PEAK EXPERIENCE. Sometimes timing is everything when going after the “killer shot” It takes me about an hour to hike from the top of Chair 2 at Taos Ski Valley to the top of 12, 400′ Kachina Peak. We picked a great day with fresh snow, blue skies, light winds and two great skiers. Everyone expects killer ski shots to involve air and exploding powder. For me pulling off a good ski lifestyle shot is more difficult. Hiking up Kachina slows me down and, as my lungs are searching for oxygen, it gives me time to think about crafting different shots. This shot is being used in an ad campaign to promote Taos as a winter destination. About a half hour later we started doing ski action shots with my two great skiers, Matt Gresham and Andrea Krejci.

On this action shot, shooting into the sun with a fixed 20mm lens, I asked Andrea to ski right at me and do a sudden stop about 5 feet in front of me. This is where I trusted her ability to execute a precision move and not mow me over. The reason I had her do this is because the terrain opposite the sun sloped downhill and away from me and thus not providing enough natural fill. I knew that if Andrea executed this move the way I envisioned (which she did – several times) she would create her own fill light at the last second.  It worked. This shot was used by the original client for the cover of the Taos Ski Valley Visitor Guide.

Skier carving a hard left turn on Main Street off Kachina Peak, Taos Ski Valley, New Mexico

Skier carving a hard left turn on Main Street off Kachina Peak, Taos Ski Valley, New Mexico

THE GRAND ROYAL HIKE. Good friend John Hoffer, Lauri and I got to go where few people go to and what could be the most awesome and moving spot in the Grand Canyon – the Royal Arch. It took three days of backpacking to get here. As the sun was cresting over the top of the arch, I laid on my back and captured my two hiking companions with the 15mm fisheye. Leaving the arch involved a precipitous hike out and gnarly descent with a 20 foot rappel (with backpacks) down to the Colorado River and a two-day hike out along the Western Tonto and out Bass Canyon.

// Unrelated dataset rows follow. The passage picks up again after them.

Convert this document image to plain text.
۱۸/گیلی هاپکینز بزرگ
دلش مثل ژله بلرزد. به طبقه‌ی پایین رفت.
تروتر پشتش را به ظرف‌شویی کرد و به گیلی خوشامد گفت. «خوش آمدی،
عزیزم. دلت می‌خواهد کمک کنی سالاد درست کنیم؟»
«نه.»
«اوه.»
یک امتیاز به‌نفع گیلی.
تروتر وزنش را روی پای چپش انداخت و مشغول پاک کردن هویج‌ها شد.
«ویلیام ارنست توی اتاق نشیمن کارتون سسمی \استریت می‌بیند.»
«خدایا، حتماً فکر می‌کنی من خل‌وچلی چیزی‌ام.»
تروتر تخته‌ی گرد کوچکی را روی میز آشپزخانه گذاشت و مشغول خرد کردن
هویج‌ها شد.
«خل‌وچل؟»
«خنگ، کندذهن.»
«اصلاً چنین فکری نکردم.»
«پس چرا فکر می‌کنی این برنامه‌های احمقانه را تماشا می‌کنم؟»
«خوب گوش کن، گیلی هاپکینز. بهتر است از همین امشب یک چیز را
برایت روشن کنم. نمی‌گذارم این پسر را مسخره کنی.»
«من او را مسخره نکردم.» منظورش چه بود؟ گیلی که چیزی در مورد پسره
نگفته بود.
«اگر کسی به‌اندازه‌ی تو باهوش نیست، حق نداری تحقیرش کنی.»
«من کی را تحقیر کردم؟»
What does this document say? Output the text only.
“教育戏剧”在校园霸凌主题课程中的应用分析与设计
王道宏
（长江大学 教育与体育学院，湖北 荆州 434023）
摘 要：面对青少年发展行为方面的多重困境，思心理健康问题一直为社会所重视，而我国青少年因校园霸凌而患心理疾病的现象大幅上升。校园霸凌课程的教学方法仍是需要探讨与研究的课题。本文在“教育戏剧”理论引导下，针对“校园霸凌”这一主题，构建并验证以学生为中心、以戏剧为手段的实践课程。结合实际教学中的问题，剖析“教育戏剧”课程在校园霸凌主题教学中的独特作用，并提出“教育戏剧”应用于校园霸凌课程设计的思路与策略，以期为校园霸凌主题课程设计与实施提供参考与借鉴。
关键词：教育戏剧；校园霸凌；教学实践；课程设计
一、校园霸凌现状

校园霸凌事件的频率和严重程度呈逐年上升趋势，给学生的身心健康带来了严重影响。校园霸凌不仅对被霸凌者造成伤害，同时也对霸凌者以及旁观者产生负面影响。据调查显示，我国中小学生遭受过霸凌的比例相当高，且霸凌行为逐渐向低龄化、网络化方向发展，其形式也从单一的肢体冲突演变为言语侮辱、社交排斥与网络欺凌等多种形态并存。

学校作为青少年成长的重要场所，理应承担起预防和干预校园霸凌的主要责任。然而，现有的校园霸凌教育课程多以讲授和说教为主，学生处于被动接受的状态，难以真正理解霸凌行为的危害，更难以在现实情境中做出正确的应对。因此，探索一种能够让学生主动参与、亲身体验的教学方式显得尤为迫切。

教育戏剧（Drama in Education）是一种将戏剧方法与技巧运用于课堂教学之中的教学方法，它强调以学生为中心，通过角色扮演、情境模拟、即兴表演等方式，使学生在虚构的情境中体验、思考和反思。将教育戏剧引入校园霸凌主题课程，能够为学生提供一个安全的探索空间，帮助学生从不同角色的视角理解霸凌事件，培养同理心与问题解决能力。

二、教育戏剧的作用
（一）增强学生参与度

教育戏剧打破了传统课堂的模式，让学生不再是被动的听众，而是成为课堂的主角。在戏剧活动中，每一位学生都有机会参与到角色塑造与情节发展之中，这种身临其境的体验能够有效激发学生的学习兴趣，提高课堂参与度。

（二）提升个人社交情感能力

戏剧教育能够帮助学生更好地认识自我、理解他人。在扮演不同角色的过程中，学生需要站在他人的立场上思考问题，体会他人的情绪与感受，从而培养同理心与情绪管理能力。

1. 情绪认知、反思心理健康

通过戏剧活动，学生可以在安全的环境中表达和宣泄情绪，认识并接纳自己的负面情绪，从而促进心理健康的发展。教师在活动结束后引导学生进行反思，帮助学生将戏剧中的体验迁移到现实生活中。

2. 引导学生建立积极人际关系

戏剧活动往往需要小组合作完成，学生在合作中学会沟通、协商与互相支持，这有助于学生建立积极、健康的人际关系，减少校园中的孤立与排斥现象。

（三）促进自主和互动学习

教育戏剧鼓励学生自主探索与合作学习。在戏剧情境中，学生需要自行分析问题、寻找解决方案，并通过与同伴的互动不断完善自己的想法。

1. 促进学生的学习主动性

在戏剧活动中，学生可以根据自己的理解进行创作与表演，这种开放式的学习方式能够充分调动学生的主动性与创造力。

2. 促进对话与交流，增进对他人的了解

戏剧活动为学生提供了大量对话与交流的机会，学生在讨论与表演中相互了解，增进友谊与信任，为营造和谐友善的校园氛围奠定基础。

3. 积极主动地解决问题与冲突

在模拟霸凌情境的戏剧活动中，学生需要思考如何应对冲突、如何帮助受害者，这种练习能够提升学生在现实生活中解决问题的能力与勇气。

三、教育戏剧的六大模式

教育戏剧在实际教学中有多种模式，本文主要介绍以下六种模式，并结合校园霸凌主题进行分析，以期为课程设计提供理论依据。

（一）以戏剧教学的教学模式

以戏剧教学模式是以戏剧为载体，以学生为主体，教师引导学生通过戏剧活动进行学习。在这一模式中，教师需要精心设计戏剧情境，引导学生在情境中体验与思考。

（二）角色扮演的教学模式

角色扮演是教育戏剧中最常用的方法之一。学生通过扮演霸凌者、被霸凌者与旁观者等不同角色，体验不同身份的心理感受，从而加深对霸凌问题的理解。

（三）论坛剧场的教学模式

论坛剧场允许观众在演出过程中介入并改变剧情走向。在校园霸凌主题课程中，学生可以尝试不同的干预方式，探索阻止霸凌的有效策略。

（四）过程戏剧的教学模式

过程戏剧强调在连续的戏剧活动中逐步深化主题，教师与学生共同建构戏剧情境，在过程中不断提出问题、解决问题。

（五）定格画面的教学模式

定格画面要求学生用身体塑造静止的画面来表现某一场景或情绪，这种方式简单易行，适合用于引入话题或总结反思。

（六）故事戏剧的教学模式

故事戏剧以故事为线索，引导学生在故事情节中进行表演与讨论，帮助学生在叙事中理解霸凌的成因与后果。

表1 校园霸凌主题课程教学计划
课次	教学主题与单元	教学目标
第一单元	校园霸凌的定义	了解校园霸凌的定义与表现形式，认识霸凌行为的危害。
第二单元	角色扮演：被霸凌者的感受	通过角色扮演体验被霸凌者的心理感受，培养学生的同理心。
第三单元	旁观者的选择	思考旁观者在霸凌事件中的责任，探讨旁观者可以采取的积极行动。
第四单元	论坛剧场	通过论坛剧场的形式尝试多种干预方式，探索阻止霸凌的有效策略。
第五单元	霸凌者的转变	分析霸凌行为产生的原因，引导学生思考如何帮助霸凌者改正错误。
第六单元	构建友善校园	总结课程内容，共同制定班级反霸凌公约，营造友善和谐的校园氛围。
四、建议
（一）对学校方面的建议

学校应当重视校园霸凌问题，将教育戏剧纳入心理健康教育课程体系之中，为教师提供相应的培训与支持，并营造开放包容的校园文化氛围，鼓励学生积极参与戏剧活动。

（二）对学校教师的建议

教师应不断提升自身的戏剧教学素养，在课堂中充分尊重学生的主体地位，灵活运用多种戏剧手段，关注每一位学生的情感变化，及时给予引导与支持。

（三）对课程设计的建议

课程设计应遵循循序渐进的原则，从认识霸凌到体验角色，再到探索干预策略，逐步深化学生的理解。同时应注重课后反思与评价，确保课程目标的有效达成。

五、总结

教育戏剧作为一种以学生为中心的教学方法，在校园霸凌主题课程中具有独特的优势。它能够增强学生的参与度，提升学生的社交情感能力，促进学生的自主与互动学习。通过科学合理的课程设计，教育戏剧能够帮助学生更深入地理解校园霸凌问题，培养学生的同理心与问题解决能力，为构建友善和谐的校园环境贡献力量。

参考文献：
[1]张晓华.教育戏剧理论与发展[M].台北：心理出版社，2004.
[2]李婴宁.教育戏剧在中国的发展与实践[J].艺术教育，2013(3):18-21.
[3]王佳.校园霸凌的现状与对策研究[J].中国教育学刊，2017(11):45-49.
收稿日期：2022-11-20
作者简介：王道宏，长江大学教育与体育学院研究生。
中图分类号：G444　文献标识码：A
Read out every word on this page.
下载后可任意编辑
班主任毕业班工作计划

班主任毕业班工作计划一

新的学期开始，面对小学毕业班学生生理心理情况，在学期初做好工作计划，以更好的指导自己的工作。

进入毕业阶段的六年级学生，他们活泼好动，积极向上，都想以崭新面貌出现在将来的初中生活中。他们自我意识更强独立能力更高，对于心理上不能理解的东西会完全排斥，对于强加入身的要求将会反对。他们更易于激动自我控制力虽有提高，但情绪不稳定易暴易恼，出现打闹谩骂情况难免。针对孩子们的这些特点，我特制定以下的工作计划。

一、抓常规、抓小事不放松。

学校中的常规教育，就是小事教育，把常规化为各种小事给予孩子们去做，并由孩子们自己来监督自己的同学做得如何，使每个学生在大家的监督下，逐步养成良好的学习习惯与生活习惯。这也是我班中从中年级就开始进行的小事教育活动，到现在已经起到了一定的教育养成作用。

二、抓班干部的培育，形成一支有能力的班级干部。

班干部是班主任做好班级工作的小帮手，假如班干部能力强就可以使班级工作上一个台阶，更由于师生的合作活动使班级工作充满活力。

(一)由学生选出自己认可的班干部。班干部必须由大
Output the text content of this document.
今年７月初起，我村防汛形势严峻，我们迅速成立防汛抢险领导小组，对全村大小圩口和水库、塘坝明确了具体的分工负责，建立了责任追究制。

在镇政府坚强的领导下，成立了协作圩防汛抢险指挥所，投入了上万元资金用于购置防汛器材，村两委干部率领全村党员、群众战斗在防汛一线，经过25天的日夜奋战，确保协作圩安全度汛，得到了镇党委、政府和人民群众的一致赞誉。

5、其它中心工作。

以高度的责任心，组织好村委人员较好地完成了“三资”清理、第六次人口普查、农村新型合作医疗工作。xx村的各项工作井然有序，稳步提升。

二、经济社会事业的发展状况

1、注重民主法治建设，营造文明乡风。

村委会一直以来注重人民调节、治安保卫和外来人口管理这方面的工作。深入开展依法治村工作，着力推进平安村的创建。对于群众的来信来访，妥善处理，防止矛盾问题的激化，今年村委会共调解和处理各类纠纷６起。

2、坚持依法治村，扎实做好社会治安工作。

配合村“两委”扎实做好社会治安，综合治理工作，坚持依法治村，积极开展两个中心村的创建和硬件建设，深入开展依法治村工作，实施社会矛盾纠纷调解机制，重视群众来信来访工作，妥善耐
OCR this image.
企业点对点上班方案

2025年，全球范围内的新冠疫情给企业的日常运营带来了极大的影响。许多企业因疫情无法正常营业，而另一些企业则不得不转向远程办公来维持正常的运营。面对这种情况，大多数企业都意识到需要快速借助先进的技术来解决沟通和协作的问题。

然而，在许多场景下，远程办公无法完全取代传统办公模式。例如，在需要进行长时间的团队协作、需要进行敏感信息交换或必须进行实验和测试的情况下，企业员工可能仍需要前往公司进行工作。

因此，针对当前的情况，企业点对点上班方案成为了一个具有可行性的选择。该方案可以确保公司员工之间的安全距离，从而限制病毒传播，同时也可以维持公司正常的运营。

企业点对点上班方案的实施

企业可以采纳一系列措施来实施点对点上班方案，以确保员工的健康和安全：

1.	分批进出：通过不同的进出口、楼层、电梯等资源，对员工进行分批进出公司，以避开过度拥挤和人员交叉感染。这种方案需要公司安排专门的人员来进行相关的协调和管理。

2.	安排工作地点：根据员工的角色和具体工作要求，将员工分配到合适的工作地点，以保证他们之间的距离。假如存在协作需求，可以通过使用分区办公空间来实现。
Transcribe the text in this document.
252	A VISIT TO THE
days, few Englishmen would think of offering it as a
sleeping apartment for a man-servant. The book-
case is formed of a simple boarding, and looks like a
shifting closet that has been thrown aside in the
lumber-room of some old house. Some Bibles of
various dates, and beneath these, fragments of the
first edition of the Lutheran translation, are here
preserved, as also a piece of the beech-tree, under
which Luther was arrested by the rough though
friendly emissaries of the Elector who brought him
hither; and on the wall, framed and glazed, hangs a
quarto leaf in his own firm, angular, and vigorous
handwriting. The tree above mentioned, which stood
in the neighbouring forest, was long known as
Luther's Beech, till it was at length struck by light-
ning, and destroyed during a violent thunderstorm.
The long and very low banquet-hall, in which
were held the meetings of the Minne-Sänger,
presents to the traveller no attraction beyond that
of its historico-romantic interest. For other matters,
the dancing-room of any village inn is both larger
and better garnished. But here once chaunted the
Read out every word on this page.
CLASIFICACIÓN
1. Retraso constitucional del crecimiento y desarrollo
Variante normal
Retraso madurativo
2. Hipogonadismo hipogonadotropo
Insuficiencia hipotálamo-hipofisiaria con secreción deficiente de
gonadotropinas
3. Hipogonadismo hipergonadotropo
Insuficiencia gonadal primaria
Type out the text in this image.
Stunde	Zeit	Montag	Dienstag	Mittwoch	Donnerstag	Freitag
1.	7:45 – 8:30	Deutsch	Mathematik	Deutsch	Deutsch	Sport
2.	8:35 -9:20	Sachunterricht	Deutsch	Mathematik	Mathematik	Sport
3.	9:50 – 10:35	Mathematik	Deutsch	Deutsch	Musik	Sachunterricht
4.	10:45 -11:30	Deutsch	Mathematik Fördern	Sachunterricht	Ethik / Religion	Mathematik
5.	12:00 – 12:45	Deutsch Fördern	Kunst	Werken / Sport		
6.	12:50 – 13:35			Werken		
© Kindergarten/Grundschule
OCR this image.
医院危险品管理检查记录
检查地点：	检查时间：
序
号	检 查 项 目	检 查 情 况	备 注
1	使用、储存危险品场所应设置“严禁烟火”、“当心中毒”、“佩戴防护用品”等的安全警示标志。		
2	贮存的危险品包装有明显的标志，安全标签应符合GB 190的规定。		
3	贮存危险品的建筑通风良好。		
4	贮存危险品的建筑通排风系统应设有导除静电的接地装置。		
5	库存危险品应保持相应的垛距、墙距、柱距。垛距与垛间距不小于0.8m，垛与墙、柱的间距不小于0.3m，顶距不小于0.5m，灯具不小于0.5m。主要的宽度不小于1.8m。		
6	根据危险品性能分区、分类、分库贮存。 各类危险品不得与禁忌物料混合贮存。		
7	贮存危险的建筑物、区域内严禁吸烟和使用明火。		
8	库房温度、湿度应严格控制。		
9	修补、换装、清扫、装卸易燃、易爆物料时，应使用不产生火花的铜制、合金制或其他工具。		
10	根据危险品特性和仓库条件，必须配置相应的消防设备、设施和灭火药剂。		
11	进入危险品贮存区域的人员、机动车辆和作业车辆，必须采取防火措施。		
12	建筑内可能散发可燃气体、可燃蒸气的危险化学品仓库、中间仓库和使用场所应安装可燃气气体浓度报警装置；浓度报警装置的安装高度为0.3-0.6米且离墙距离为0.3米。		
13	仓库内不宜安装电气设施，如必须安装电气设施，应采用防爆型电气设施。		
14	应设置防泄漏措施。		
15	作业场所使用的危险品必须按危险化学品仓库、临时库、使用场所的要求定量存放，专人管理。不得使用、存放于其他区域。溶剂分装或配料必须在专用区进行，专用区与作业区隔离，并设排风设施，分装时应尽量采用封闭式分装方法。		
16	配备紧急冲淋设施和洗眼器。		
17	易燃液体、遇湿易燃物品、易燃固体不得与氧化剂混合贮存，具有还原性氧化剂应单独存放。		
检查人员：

Hikers/backpackers standing beneath the Royal Arch in Royal Arch Creek, Grand Canyon National Park, Arizona

Hikers/backpackers standing beneath the Royal Arch in Royal Arch Creek, Grand Canyon National Park, Arizona

BRING EARPLUGS NEXT TIME! This is a mental note I made to myself after sitting in a raft, 4 feet away from screaming 8 and 9 year old girls. This is a shot I had envisioned for several years but was never able to pull it off due to timing and scheduling. The original concept was to cast a group of college age women all enjoying the thrill of a raft trip. I still plan to do that. In this shot, all five people in the raft, the guide, Matt, and the four girls are all skiers and I worked with all of them the previously at Taos Ski Valley. When I saw how well the girls worked together I knew they would be a hoot in a raft. With the water being really low last summer, it seemed more fitting to have a younger crew based on the smaller rapids. We scheduled the shoot for later in the day for better light and I sat on the bow with my rig in a housing. This shot is a fav because of the girls and their energy and because I had envisioned this for a long time. This is a classic case where literally the success of this was 90% planning, 10% shooting.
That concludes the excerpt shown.